With the scanty storm sails, which the foresight of Appadocca had had bent, she shot through the mountain billows with her usual speed, cleaving them through, and throwing the sprays mast high.
On—on, she went, as if actuated by the bold spirit of the man who commanded her, she sought to penetrate the very bosom of the hurricane.
Her slender masts bent like willows to and fro, as she mounted the mountains of rushing water, that struck and shook her to the very keel.
By the flashes of glaring and frequent lightning, the fierce sailors could now and then be seen standing stolidly at their respective stations, their red caps drawn far down over their puckered brows, and their black beards dripping with spray and rain.

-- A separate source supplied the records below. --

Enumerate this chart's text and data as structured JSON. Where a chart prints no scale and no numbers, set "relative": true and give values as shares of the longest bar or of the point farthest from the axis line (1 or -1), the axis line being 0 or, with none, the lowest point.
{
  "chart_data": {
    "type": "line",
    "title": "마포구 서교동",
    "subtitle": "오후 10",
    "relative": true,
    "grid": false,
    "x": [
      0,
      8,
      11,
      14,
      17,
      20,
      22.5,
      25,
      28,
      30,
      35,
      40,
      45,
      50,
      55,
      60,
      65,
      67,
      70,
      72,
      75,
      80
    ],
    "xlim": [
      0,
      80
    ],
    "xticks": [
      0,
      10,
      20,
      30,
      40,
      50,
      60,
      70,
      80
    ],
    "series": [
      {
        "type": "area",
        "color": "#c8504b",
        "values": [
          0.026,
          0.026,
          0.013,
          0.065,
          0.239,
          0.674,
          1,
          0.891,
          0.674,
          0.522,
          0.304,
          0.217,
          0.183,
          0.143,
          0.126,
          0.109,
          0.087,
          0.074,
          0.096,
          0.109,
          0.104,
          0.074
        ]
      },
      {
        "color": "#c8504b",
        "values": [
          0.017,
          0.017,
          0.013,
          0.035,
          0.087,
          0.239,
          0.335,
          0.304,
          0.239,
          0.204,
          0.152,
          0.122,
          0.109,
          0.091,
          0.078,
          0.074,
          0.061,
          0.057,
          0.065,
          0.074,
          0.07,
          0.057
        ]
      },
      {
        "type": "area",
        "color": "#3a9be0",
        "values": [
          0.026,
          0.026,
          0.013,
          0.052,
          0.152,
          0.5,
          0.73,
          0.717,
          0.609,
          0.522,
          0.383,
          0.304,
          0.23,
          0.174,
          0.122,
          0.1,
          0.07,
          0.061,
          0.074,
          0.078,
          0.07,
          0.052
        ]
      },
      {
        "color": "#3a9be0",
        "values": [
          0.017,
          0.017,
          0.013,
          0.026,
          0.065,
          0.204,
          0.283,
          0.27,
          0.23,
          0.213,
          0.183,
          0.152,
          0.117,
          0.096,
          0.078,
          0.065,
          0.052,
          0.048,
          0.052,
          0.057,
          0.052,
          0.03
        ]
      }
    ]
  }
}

A rope fastened each man to his post, and unmoved, like carved wood, they stood in the terrors of the howling winds: the bonds of discipline were still on them.
As for Appadocca himself far from evincing any anxiety, he seemed to take pleasure in the terrible convulsions of nature. With the dark heavens above him re-echoing far and wide with the rolls of the loud and never-ceasing thunder; with the balancing ocean below him, and the terrifying howls of the devastating hurricane around him, he was the same unimpassioned, collected, intrepid man, as when the schooner rode on the calmest sea, under the most smiling sky. He seemed to take pleasure—if his nature could receive pleasure—in the awe-striking scene. Ever and anon he took up his red cap, and pressed his hand over his brow in apparent delight.
The schooner still laboured in the seas that now began to grow higher and higher, and heavier and heavier. The lightnings came and played about her masts, like the spirits of the tempest, that seemed marking her as their victim; but the fluid glided down the wires, and lost itself in the foaming deep.
Still on—on—on she went. A terrible gust.... She was laid on her beams again. The wind was gone: the air was calm and close: not a breath;—her narrow sails hung to her masts, and she was tossed about without wind enough to feel her helm.
At this frightful interval the echoes of rending broadsides were heard towards the north. They were the reports of the man-of-war’s distress guns.